Le plus sage, c’est mon père

Maman, boulot, dodo - Le plus sage, c'est mon père

Ça sonne peut-être cliché, mais mon père c’est mon héro. Mon papa, j’aimerais pouvoir le présenter à la terre entière. Pourquoi? C’est simple : tout le monde aime mon père. Il est un homme doux, chaleureux et authentique. C’est impossible de ne pas aimer Jean Boissonnault. Non seulement est-il profondément aimable, mais il inspire le respect de tous et chacun. Il s’intéresse vraiment aux gens malgré son côté lunatique et contemplatif. Si vous le rencontrez pour la première fois, il vous serrera la main ou encore vous prendra dans ses bras, avec une joie sincère de faire votre connaissance. Mon père laisse la chance à l’autre. Il pardonne. Aucune trace de malice ou de rancune ne l’habite jamais.

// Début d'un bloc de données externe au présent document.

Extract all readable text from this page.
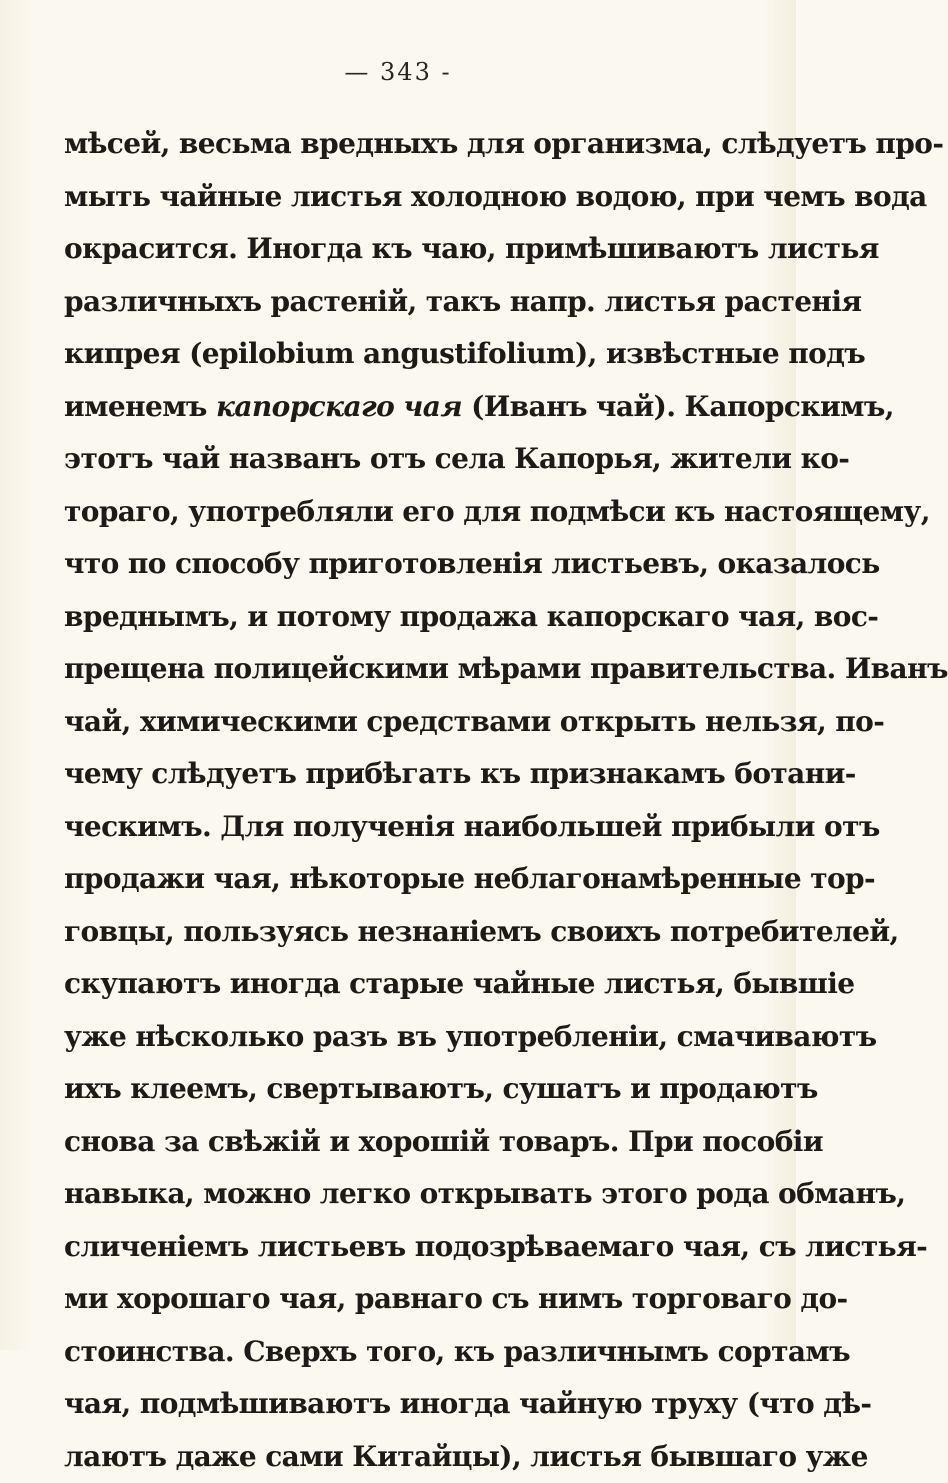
— 343 -
мѣсей, весьма вредныхъ для организма, слѣдуетъ про-
мыть чайные листья холодною водою, при чемъ вода
окрасится. Иногда къ чаю, примѣшиваютъ листья
различныхъ растеній, такъ напр. листья растенія
кипрея (epilobium angustifolium), извѣстные подъ
именемъ капорскаго чая (Иванъ чай). Капорскимъ,
этотъ чай названъ отъ села Капорья, жители ко-
тораго, употребляли его для подмѣси къ настоящему,
что по способу приготовленія листьевъ, оказалось
вреднымъ, и потому продажа капорскаго чая, вос-
прещена полицейскими мѣрами правительства. Иванъ
чай, химическими средствами открыть нельзя, по-
чему слѣдуетъ прибѣгать къ признакамъ ботани-
ческимъ. Для полученія наибольшей прибыли отъ
продажи чая, нѣкоторые неблагонамѣренные тор-
говцы, пользуясь незнаніемъ своихъ потребителей,
скупаютъ иногда старые чайные листья, бывшіе
уже нѣсколько разъ въ употребленіи, смачиваютъ
ихъ клеемъ, свертываютъ, сушатъ и продаютъ
снова за свѣжій и хорошій товаръ. При пособіи
навыка, можно легко открывать этого рода обманъ,
сличеніемъ листьевъ подозрѣваемаго чая, съ листья-
ми хорошаго чая, равнаго съ нимъ торговаго до-
стоинства. Сверхъ того, къ различнымъ сортамъ
чая, подмѣшиваютъ иногда чайную труху (что дѣ-
лаютъ даже сами Китайцы), листья бывшаго уже
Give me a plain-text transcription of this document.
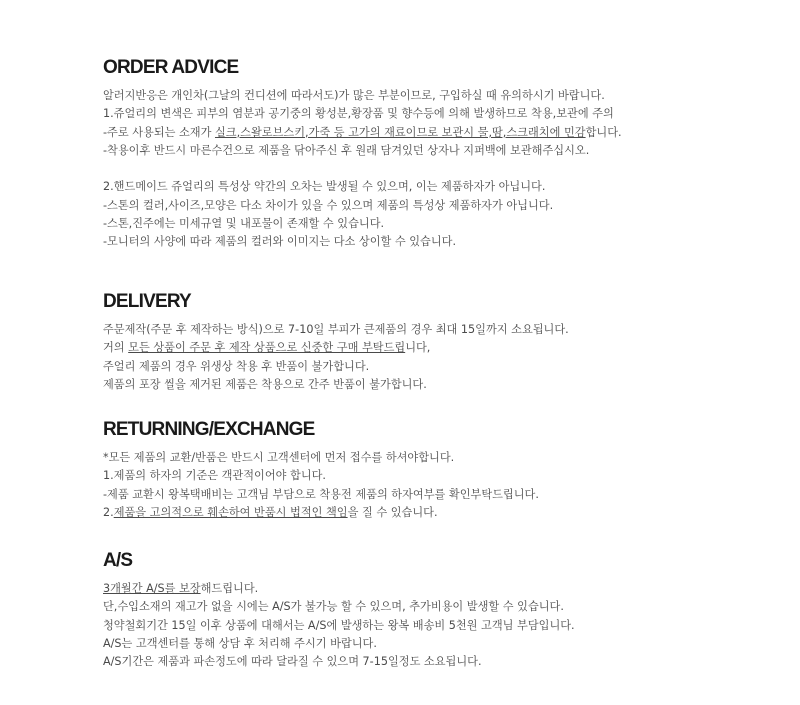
ORDER ADVICE
알러지반응은 개인차(그날의 컨디션에 따라서도)가 많은 부분이므로, 구입하실 때 유의하시기 바랍니다.
1.쥬얼리의 변색은 피부의 염분과 공기중의 황성분,황장품 및 향수등에 의해 발생하므로 착용,보관에 주의
-주로 사용되는 소재가 실크,스왈로브스키,가죽 등 고가의 재료이므로 보관시 물,땀,스크래치에 민감합니다.
-착용이후 반드시 마른수건으로 제품을 닦아주신 후 원래 담겨있던 상자나 지퍼백에 보관해주십시오.
2.핸드메이드 쥬얼리의 특성상 약간의 오차는 발생될 수 있으며, 이는 제품하자가 아닙니다.
-스톤의 컬러,사이즈,모양은 다소 차이가 있을 수 있으며 제품의 특성상 제품하자가 아닙니다.
-스톤,진주에는 미세규열 및 내포물이 존재할 수 있습니다.
-모니터의 사양에 따라 제품의 컬러와 이미지는 다소 상이할 수 있습니다.
DELIVERY
주문제작(주문 후 제작하는 방식)으로 7-10일 부피가 큰제품의 경우 최대 15일까지 소요됩니다.
거의 모든 상품이 주문 후 제작 상품으로 신중한 구매 부탁드립니다,
주얼리 제품의 경우 위생상 착용 후 반품이 불가합니다.
제품의 포장 씰을 제거된 제품은 착용으로 간주 반품이 불가합니다.
RETURNING/EXCHANGE
*모든 제품의 교환/반품은 반드시 고객센터에 먼저 접수를 하셔야합니다.
1.제품의 하자의 기준은 객관적이어야 합니다.
-제품 교환시 왕복택배비는 고객님 부담으로 착용전 제품의 하자여부를 확인부탁드립니다.
2.제품을 고의적으로 훼손하여 반품시 법적인 책임을 질 수 있습니다.
A/S
3개월간 A/S를 보장해드립니다.
단,수입소재의 재고가 없을 시에는 A/S가 불가능 할 수 있으며, 추가비용이 발생할 수 있습니다.
청약철회기간 15일 이후 상품에 대해서는 A/S에 발생하는 왕복 배송비 5천원 고객님 부담입니다.
A/S는 고객센터를 통해 상담 후 처리해 주시기 바랍니다.
A/S기간은 제품과 파손정도에 따라 달라질 수 있으며 7-15일정도 소요됩니다.
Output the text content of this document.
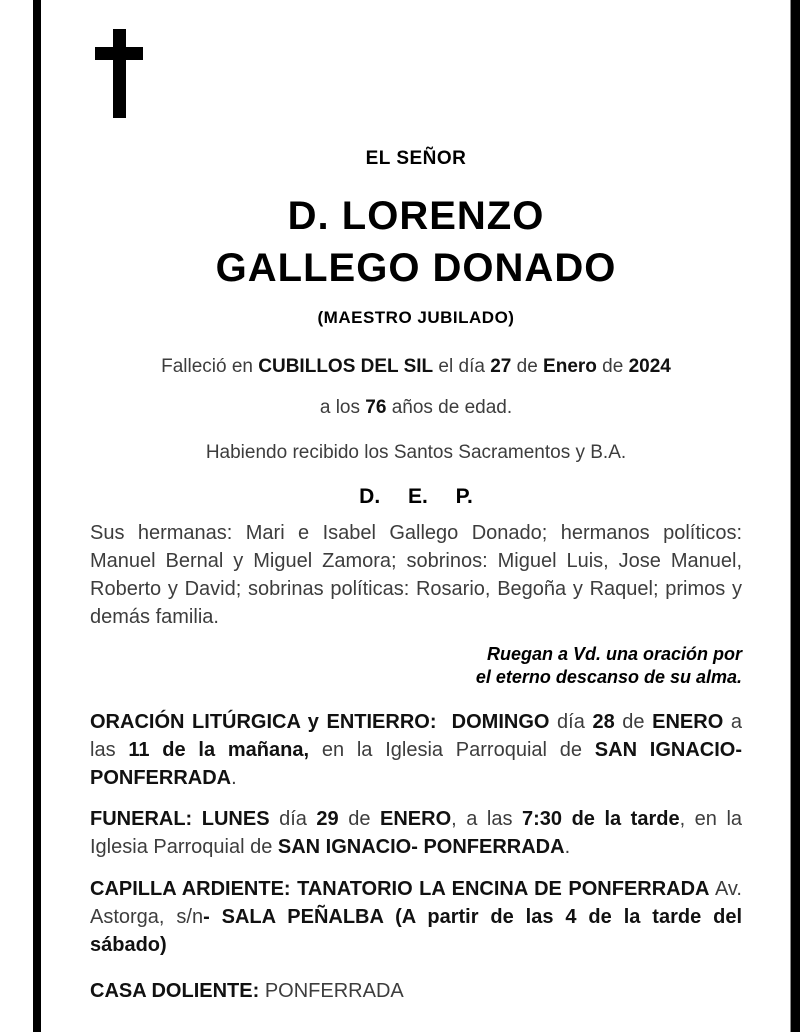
EL SEÑOR
D. LORENZO
GALLEGO DONADO
(MAESTRO JUBILADO)
Falleció en CUBILLOS DEL SIL el día 27 de Enero de 2024
a los 76 años de edad.
Habiendo recibido los Santos Sacramentos y B.A.
D. E. P.

Sus hermanas: Mari e Isabel Gallego Donado; hermanos políticos: Manuel Bernal y Miguel Zamora; sobrinos: Miguel Luis, Jose Manuel, Roberto y David; sobrinas políticas: Rosario, Begoña y Raquel; primos y demás familia.

Ruegan a Vd. una oración por
el eterno descanso de su alma.

ORACIÓN LITÚRGICA y ENTIERRO:  DOMINGO día 28 de ENERO a las 11 de la mañana, en la Iglesia Parroquial de SAN IGNACIO- PONFERRADA.

FUNERAL: LUNES día 29 de ENERO, a las 7:30 de la tarde, en la Iglesia Parroquial de SAN IGNACIO- PONFERRADA.

CAPILLA ARDIENTE: TANATORIO LA ENCINA DE PONFERRADA Av. Astorga, s/n- SALA PEÑALBA (A partir de las 4 de la tarde del sábado)

CASA DOLIENTE: PONFERRADA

Mon père fascine les autres par ses histoires, ses connaissances infinies, ses opinions réfléchies et justes. Avec lui, on peut discuter pendant des heures de choses et d’autres sans jamais s’ennuyer. Il fait rire ou exaspère avec ses jeux de mots parfois un peu tirés par les cheveux.

Certains peuvent dire que leur père est le plus fort. Le mien c’est le plus sage. Il ne construit pas de cabane dans les arbres. Mon papa avec un marteau, ça ne fait pas trop de miracles. Mais avec un crayon, ça construit de magnifiques poèmes. Mon père avec sa voix, il lance de beaux discours, de belles et touchantes éloges.

Mon père admire et contemple. La maxime qui lui conviendrait le mieux c’est « La beauté est dans les yeux de celui qui regarde. » Il est proche de la nature et du vivant, de tout ce qui est pur et vrai. Il plante des arbres. Il cueille des fleurs sauvages.

Maman, boulot, dodo - Le plus sage, c'est mon père
Crédit : Virginie Boissonnault

Bien sûr, il a ses défauts (ma mère saurait vous le dire!). C’est un homme solitaire. Il file souvent comme une ombre pour se réfugier dans une méditation profonde ou pour prendre une marche en forêt. Mais il en revient toujours grandit. Lorsqu’il y a de l’action, il préfère observer et écouter que d’y prendre part. Il est notre aîné, non seulement en âge mais en conscience et en profondeur. Il marche à nos côtés avec une liberté étonnante. Il est libre des contraintes de la vie moderne : la superficialité, le matérialisme, les apparences, la méchanceté, l’hypocrisie. Une grande spiritualité l’habite. Une paix intérieure émane de lui et apaise ceux qui le côtoient.

Mon père Jean a travaillé fort toute sa vie pour nourrir sa famille. Je me souviens, il m’a demandé un jour :  » Trouves-tu que j’ai été un père absent?  » Je crois qu’il faisait le bilan de sa vie et se questionnait sur le rôle qu’avait joué son propre père dans sa croissance et son évolution. Non, mon père ne m’a jamais paru absent. Il avait même déjà instauré les « journées Papa ». Chacun de ses quatre enfants avait droit à une journée de la semaine pour la passer seul avec lui. J’adorais faire voler le cerf-volant dans le « pit » de sable, apprendre les noms de fleurs ou récolter des cailloux. Quand il revenait de travailler un peu tard, il ramenait de petites surprises.

Par-dessus tout, je suis reconnaissante à mon père de m’avoir transmis son amour des mots. Il m’a donné cette envie de prendre le temps d’arrêter et de regarder les beautés que nous offre la vie.

Il est maintenant le fier grand-papa de mon petit Arthur et j’en suis heureuse, car mon garçon fera certainement de belles découvertes avec lui. Si Arthur peut hériter ne serait-ce du tiers de la sagesse de mon père, alors je serai comblée.

Merci Papa d’être ce que tu es et d’avoir fait de moi ce que je suis.